DOI:
10.1039/D0RA04609D
(Paper)
RSC Adv., 2020,
10, 35374-35380
An aptasensor for the label-free detection of thrombin based on turn-on fluorescent DNA-templated Cu/Ag nanoclusters†
Received
25th May 2020
, Accepted 9th September 2020
First published on 24th September 2020
Abstract
A highly sensitive thrombin aptasensor was constructed based on the alteration of the aptamer conformation induced by the target recognition and the turn-on fluorescence due to the proximity of two darkish DNA-templated copper/silver nanoclusters (DNA-Cu/Ag NCs). Two DNA templates were designed as the functional structures consisting of the Cu/Ag NC-nucleation segment located at two termini or one terminus and the aptamer segment in the middle of a DNA template. Two darkish DNA-Cu/Ag NCs came close to each other when the aptamer combined with the target due to the conformational alteration of the aptamer structure, resulting in an increased fluorescence signal readout. Thrombin was sensitively determined as low as 1.6 nM in the range of 1.6–8.0 nM with a high selectivity. Finally, this sensor succeeded in detecting thrombin in a real fetal bovine serum.
1 Introduction
Thrombin, as a specific serine endoprotease, has attracted increasing attention due to not only playing important roles in numerous pathological and physiological processes including angiogenesis, thrombosis, blood coagulation cascade and tumor growth haemostasis,1–3 but also regulating platelet aggregation, endothelial cell activation, and as a hormone other important responses in vascular biology.4–6 Therefore, different analysis methods for the detection of thrombin have been reported over the past few years, for instance, colorimetry,7 fluorescence,8–10 surface plasmon resonance (SPR),11 surface enhanced Raman spectroscopy (SERS),12 electrochemistry,13–16 and electrochemiluminescence (ECL).17 Although these assays have many advantages including sensitivity, specificity and accuracy, these processes are time consuming and inevitably suffer from expensive instrumentation and some of them need expensive labeling substances. Therefore, it is essential to develop a label-free, simple, rapid, convenient and low-price method to detect thrombin selectively with high sensitivity.
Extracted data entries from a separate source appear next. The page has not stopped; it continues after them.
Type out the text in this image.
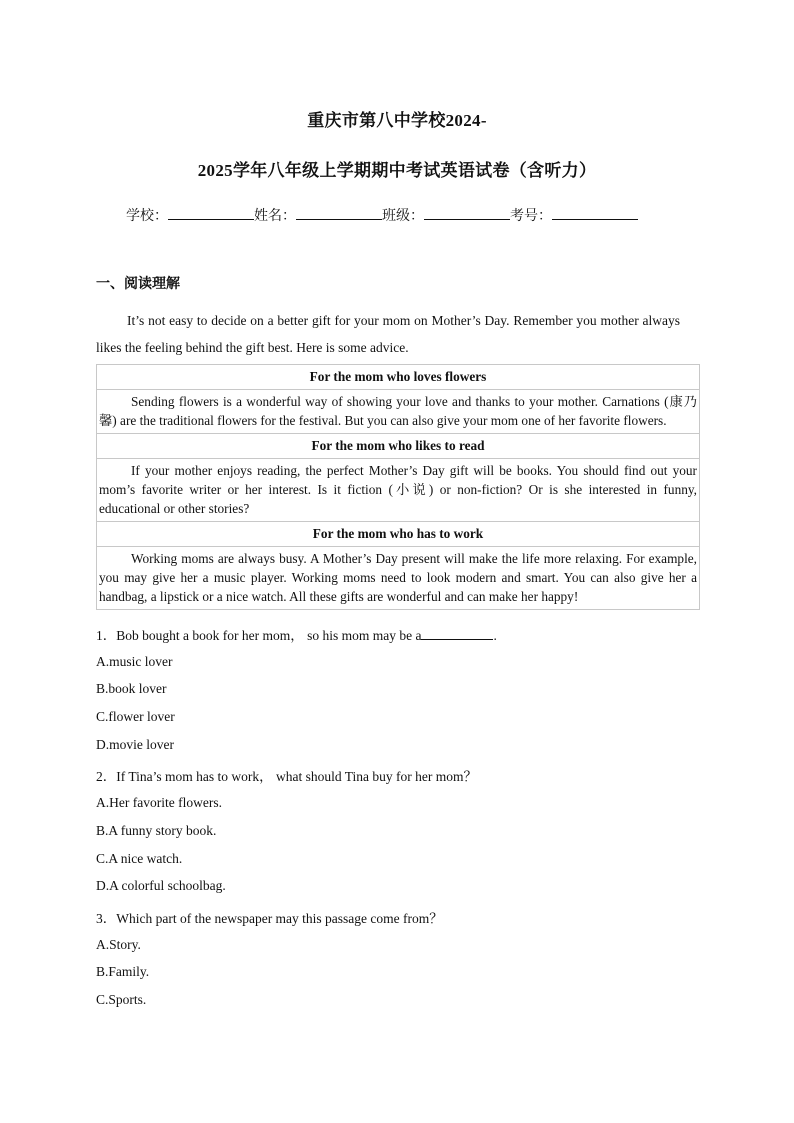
重庆市第八中学校2024-
2025学年八年级上学期期中考试英语试卷（含听力）
学校：	姓名：	班级：	考号：
一、阅读理解
It’s not easy to decide on a better gift for your mom on Mother’s Day. Remember you mother always likes the feeling behind the gift best. Here is some advice.
For the mom who loves flowers
Sending flowers is a wonderful way of showing your love and thanks to your mother. Carnations (康乃馨) are the traditional flowers for the festival. But you can also give your mom one of her favorite flowers.
For the mom who likes to read
If your mother enjoys reading, the perfect Mother’s Day gift will be books. You should find out your mom’s favorite writer or her interest. Is it fiction (小说) or non-fiction? Or is she interested in funny, educational or other stories?
For the mom who has to work
Working moms are always busy. A Mother’s Day present will make the life more relaxing. For example, you may give her a music player. Working moms need to look modern and smart. You can also give her a handbag, a lipstick or a nice watch. All these gifts are wonderful and can make her happy!
1．Bob bought a book for her mom， so his mom may be a	.
A.music lover
B.book lover
C.flower lover
D.movie lover
2．If Tina’s mom has to work， what should Tina buy for her mom？
A.Her favorite flowers.
B.A funny story book.
C.A nice watch.
D.A colorful schoolbag.
3．Which part of the newspaper may this passage come from？
A.Story.
B.Family.
C.Sports.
Aptamers possess great promise for the biosensing of macromolecules or low-molecular-weight substrates owing to their good stability, high specificity, cost-effectiveness, and relative ease of isolation and modification.18–20 Various optical,21–23 electrochemical,24–26 and atomic force microscopy (AFM)27 aptasensors have been developed in the past decade. Among these aptasensors, some require labeling the aptamers using dye molecules for achieving high sensitivity, or functionalizing the aptamers with various functional groups (such as –NH2 and –SH) to fabricate the sensing interface. However, such labeling processes suffer from complicated experimental preparations, expensiveness, and affect the binding affinity between the aptamers and their targets to a certain degree. On the other hand, some of available label-free optical aptasensors usually employ organic fluorescent dyes as a signal transduction medium. However, most of these organic fluorescent dyes are poisonous. Therefore, the fabrication of an aptasensing platform possessing the advantages of high sensitivity, low toxicity, and label-free is still a challenge.
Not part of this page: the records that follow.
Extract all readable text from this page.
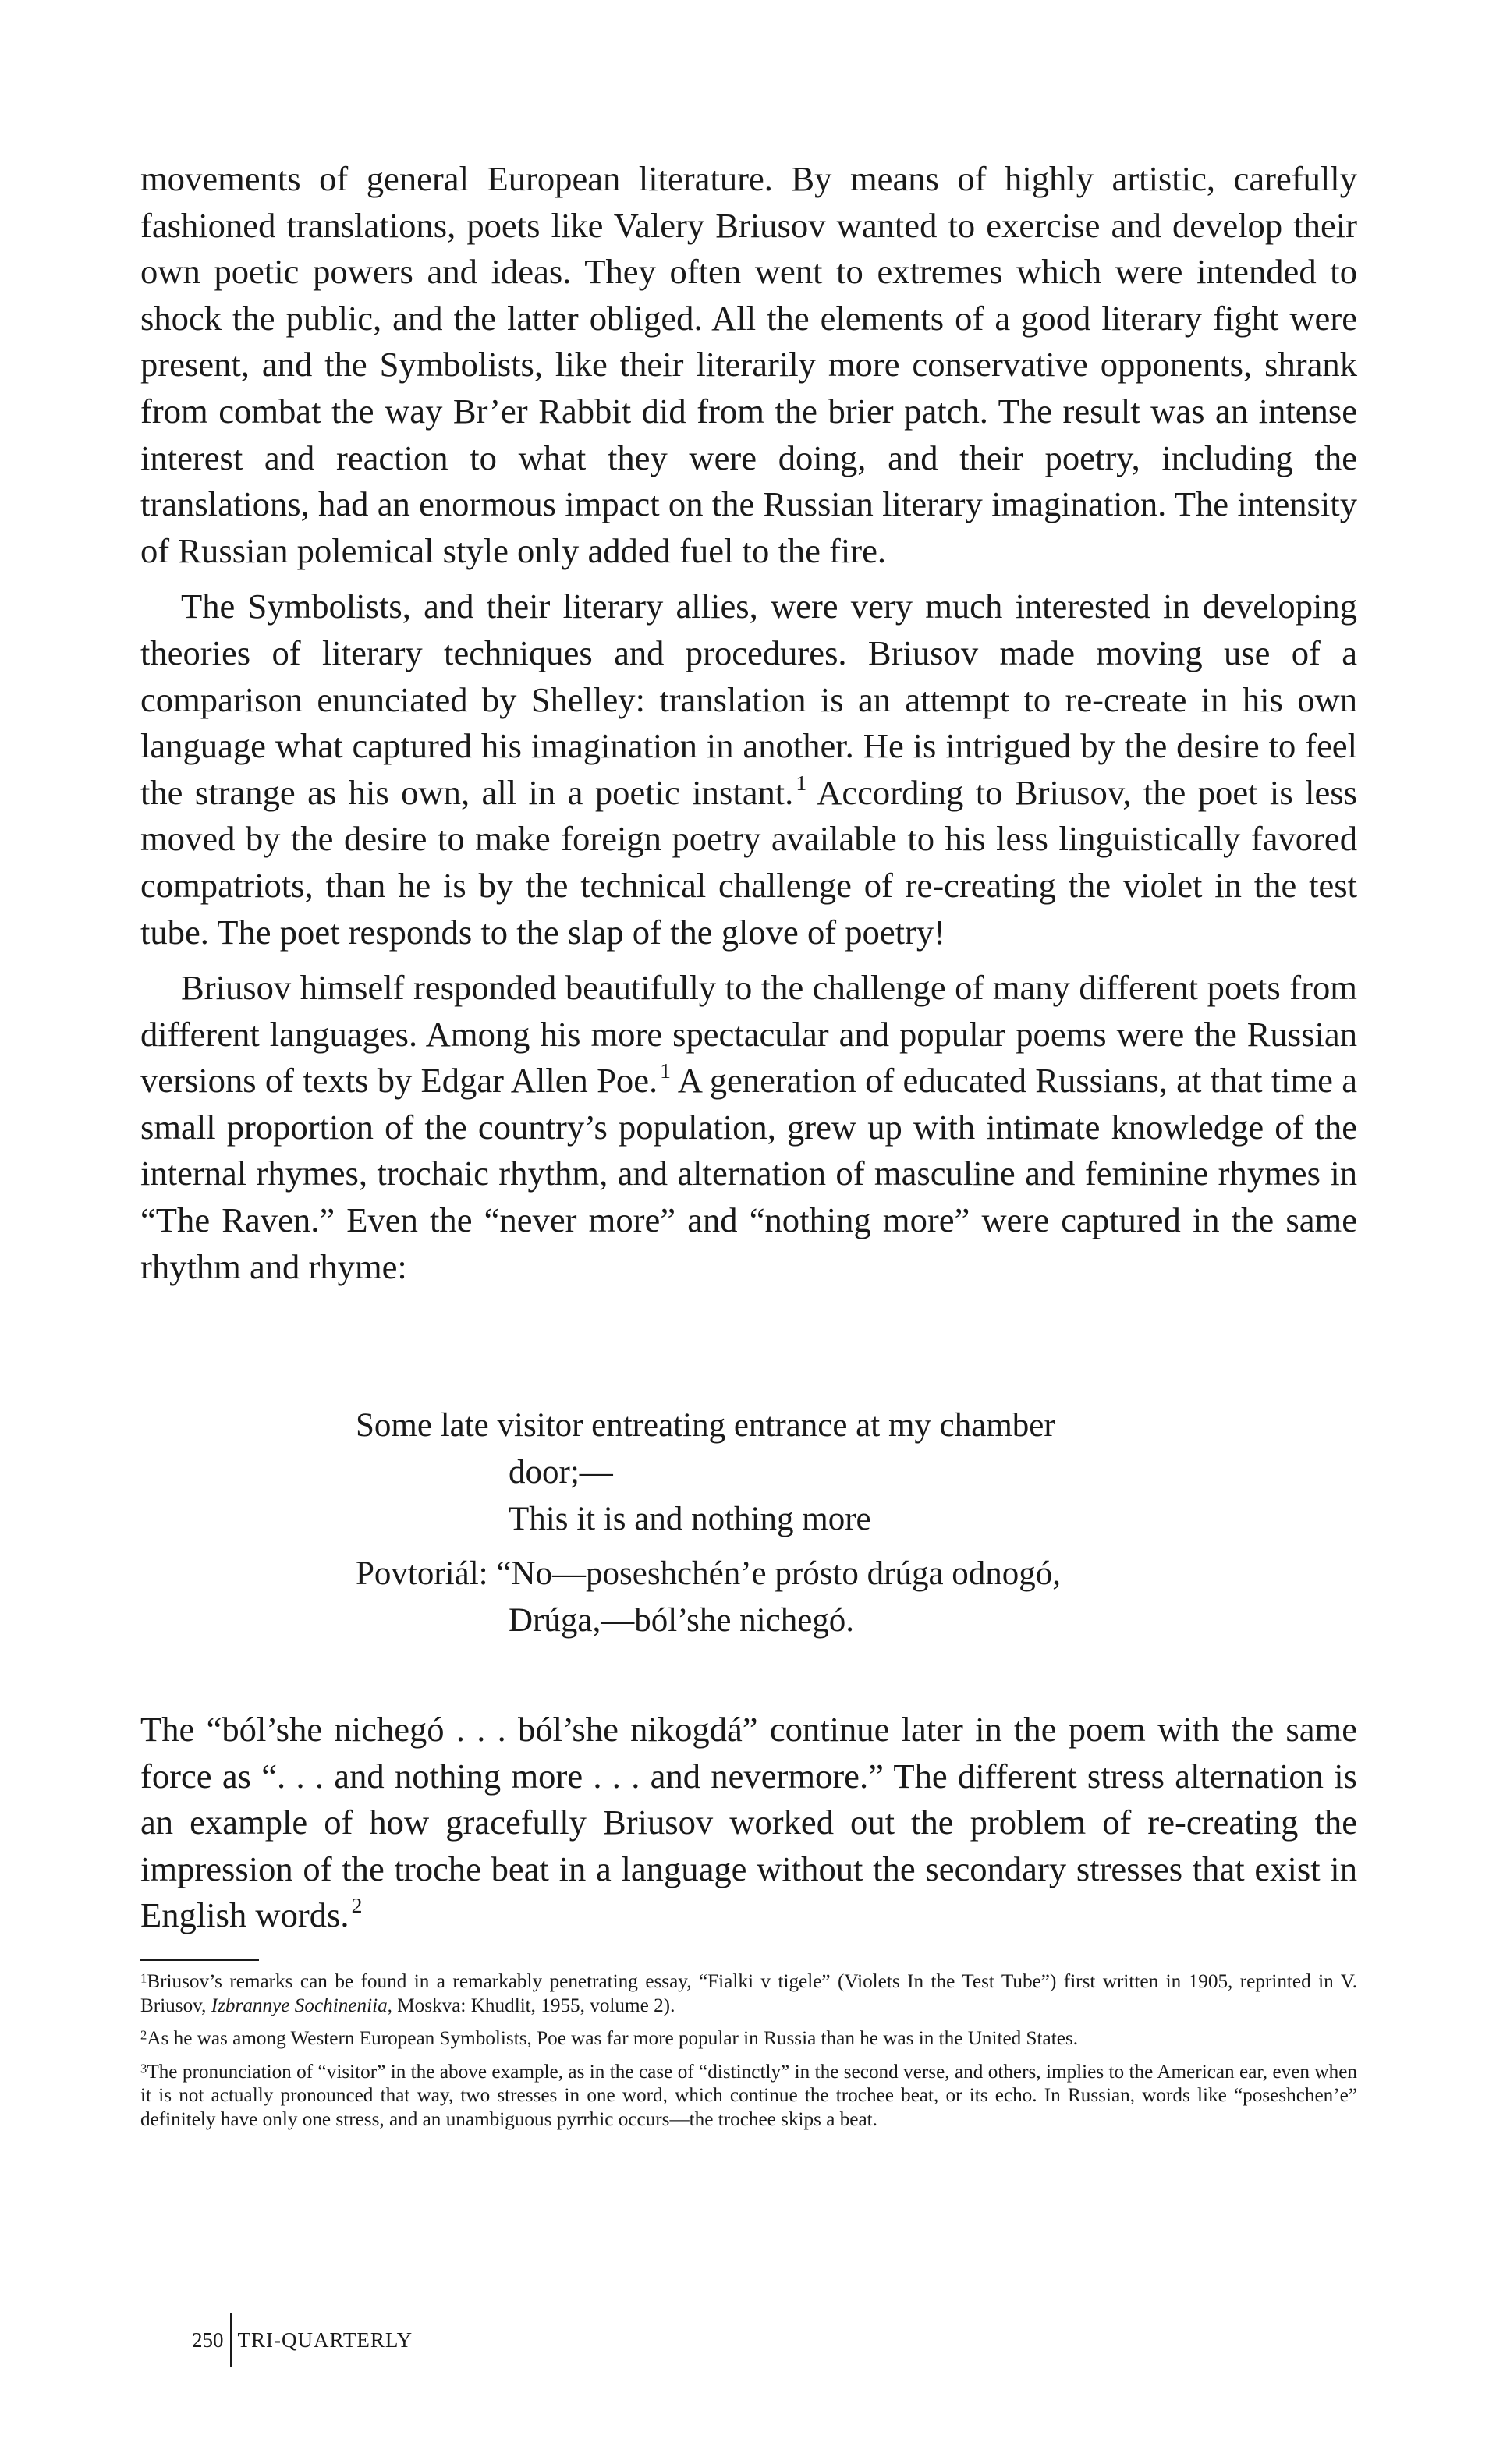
movements of general European literature. By means of highly artistic, carefully fashioned translations, poets like Valery Briusov wanted to exercise and develop their own poetic powers and ideas. They often went to extremes which were intended to shock the public, and the latter obliged. All the elements of a good literary fight were present, and the Symbolists, like their literarily more conservative opponents, shrank from combat the way Br’er Rabbit did from the brier patch. The result was an intense interest and reaction to what they were doing, and their poetry, including the translations, had an enormous impact on the Russian literary imagination. The intensity of Russian polemical style only added fuel to the fire.

The Symbolists, and their literary allies, were very much interested in developing theories of literary techniques and procedures. Briusov made moving use of a comparison enunciated by Shelley: translation is an attempt to re-create in his own language what captured his imagination in another. He is intrigued by the desire to feel the strange as his own, all in a poetic instant. $^1$ According to Briusov, the poet is less moved by the desire to make foreign poetry available to his less linguistically favored compatriots, than he is by the technical challenge of re-creating the violet in the test tube. The poet responds to the slap of the glove of poetry!

Briusov himself responded beautifully to the challenge of many different poets from different languages. Among his more spectacular and popular poems were the Russian versions of texts by Edgar Allen Poe. $^1$ A generation of educated Russians, at that time a small proportion of the country’s population, grew up with intimate knowledge of the internal rhymes, trochaic rhythm, and alternation of masculine and feminine rhymes in “The Raven.” Even the “never more” and “nothing more” were captured in the same rhythm and rhyme:

Some late visitor entreating entrance at my chamber
door;—
This it is and nothing more
Povtoriál: “No—poseshchén’e prósto drúga odnogó,
Drúga,—ból’she nichegó.

The “ból’she nichegó . . . ból’she nikogdá” continue later in the poem with the same force as “. . . and nothing more . . . and nevermore.” The different stress alternation is an example of how gracefully Briusov worked out the problem of re-creating the impression of the troche beat in a language without the secondary stresses that exist in English words. $^2$

$^1$Briusov’s remarks can be found in a remarkably penetrating essay, “Fialki v tigele” (Violets In the Test Tube”) first written in 1905, reprinted in V. Briusov, Izbrannye Sochineniia, Moskva: Khudlit, 1955, volume 2).

$^2$As he was among Western European Symbolists, Poe was far more popular in Russia than he was in the United States.

$^3$The pronunciation of “visitor” in the above example, as in the case of “distinctly” in the second verse, and others, implies to the American ear, even when it is not actually pronounced that way, two stresses in one word, which continue the trochee beat, or its echo. In Russian, words like “poseshchen’e” definitely have only one stress, and an unambiguous pyrrhic occurs—the trochee skips a beat.

250 TRI-QUARTERLY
In recent years, DNA-stabilized metal nanoclusters (DNA-NCs), as an emerging alternative to organic fluorophores, have been extensively exploited in fluorescent sensors for the assay of various chemical or biological analytes.28 In contrast with organic fluorophores or quantum dots, DNA-NCs possess a series of advantages, including excellent stability, good biocompatibility, low toxicity, ultra-small size, large Stokes shift, and a strong fluorescence emission.29–32 Moreover, the quantum yield and fluorescence emission of DNA-NCs can be altered by adjusting the length and sequence of DNA. Hence, DNA-NCs can be designed as fluorescence probes for the assay of metal ions,33,34 various biomolecules34,35 and in vitro or in vivo imaging.5,36
It was reported that the fluorescence of non-emissive DNA-templated Ag NCs (DNA-Ag NCs) can significantly enhance in proximity to each other or by interacting with different enhancer sequences.37,38 Motivated by this view, an interesting aptasensor was constructed based on DNA-Cu/Ag NCs for thrombin detection. As shown in Scheme 1, DNA templates consist of a Cu/Ag NC-nucleation segment located at the two termini and an aptamer segment of thrombin is in the middle. The aptamer combines with the target in the presence of thrombin, and two dark coloured DNA-Cu/Ag NCs get close each other due to the conformational alteration of the aptamer, resulting in an increase in fluorescence intensity of DNA-Cu/Ag NCs. Therefore, the proposed DNA-Cu/Ag NC sensing system provides a turn-on and label-free strategy for detecting thrombin.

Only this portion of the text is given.